Liability for industrial disasters such as the 1984 Bhopal gas tragedy must be pinned on transnational corporations. New efforts for an enforceable treaty which are underway alone can ensure that business enterprises are subservient to both peoples’ will and legislative will. It can ensure the primacy of human rights and public interest over private economic interests.
The open-ended intergovernmental working group (OEIGWG) has had seven sessions so far. Ahead of the seventh session, the Permanent Mission of Ecuador, on behalf of the Chairmanship of the OEIGWG, released a third revised draft legally binding instrument to regulate the activities of transnational corporations and other business enterprises. The third revised draft served as the basis for State-led negotiations during the seventh session, which took place from 25 to 29 October 2021.
Thirty seven years after the Bhopal gas tragedy of 1984, the victims and the adversely affected ecosystems await relief and remediation. Lessons from such industrial disasters create a compelling logic for an internationally binding treaty for transnational corporations (TNCs) and human rights. To this end, a UN resolution of 2014 created the UN open-ended intergovernmental working group and tasked it to prepare the text of such a treaty. Given the fact that corporations are admittedly not meant to be “democratic public interest institutions”, such negotiations on an enforceable treaty is of great significance.
Prior to the current efforts initiated by Ecuador and supported by India, China, South Africa and others, to provide a legal remedy to wrongs committed by business enterprises, the UN Sub-Commission on the Promotion and Protection of Human Rights had approved the ‘UN norms on the responsibilities of transnational corporations and other business enterprises with regard to human rights’.
These norms emerged as a step towards ensuring corporate accountability in August 2003. But the report of the special representative of the UN Secretary-General on business and human rights undermined these proposed mandatory norms under the influence of International Chamber of Commerce and the International Organization of Employers.

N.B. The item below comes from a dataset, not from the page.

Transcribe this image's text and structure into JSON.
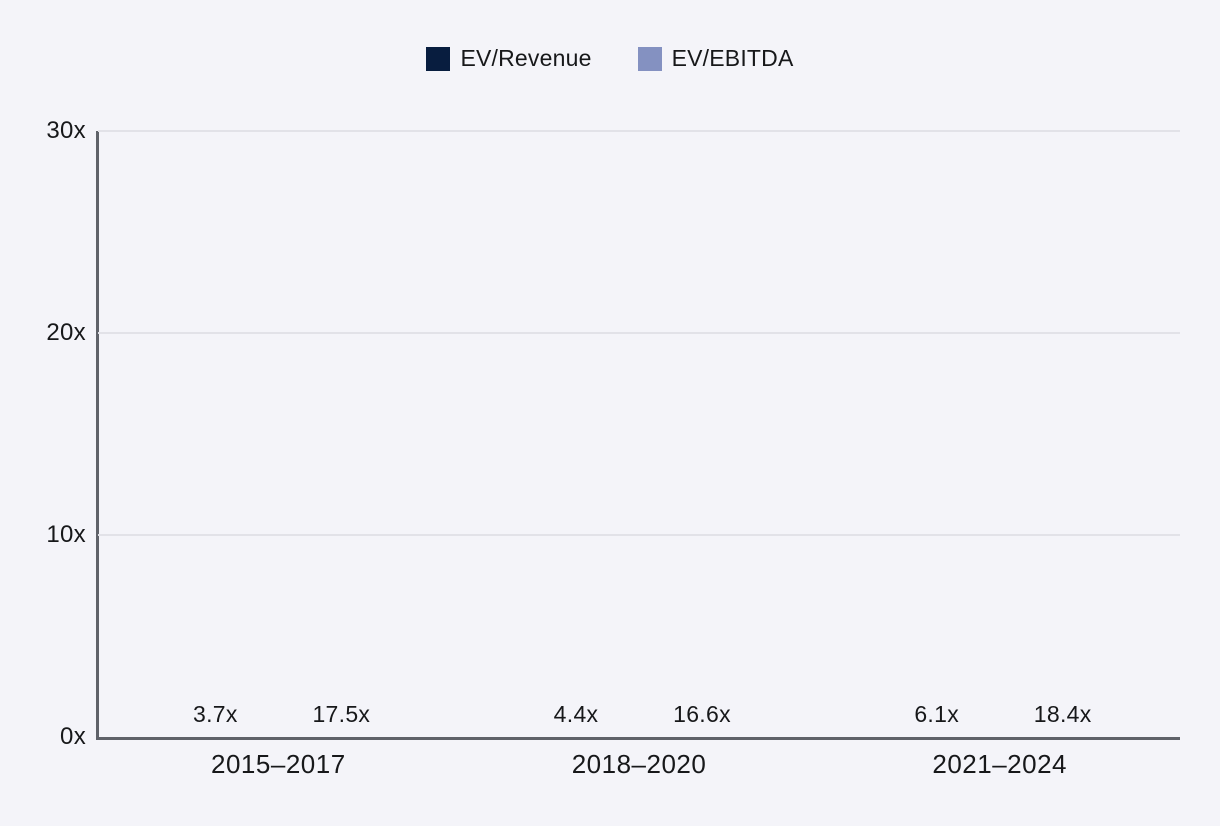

It chose to promote the Guiding Principles on Business and Human Rights in July 2011 as part of advocacy for the status quo of voluntary regulation by the companies while admitting that “while corporations may be considered organs of society, they are specialised economic organs, not democratic public interest institutions.”
The tremendous influence of US-based Union Carbide Corporation (UCC) became visible when I posed a question to the chief minister of Madhya Pradesh. I asked him about the disposal of the 336 tonnes of hazardous waste lying in the UCC factory, its liability and the disclosure of the report of the judicial inquiry commission on the 1984 Bhopal disaster. The Chief Minister chose to maintain a studied silence about all these questions. Significantly, although the Justice SL Kochar led commission submitted its report to the state government in February 2015; it has not been made public as yet.
In such a backdrop, it was remarkable that the foreign ministry under Sushma Swaraj changed India’s position with regard to a mandatory UN treaty. In its essence, the proposed treaty is an outcome of some 45 years of effort underlining that self-regulation by TNCs is not enough at all.
In order to inspire confidence, the new efforts for an enforceable treaty must ensure that business enterprises are subservient to both peoples’ will and legislative will. It should ensure the primacy of human rights and public interest over private economic interests. It should reaffirm the hierarchical superiority of human rights norms over trade and investment treaties and develop specific state obligations in this regard.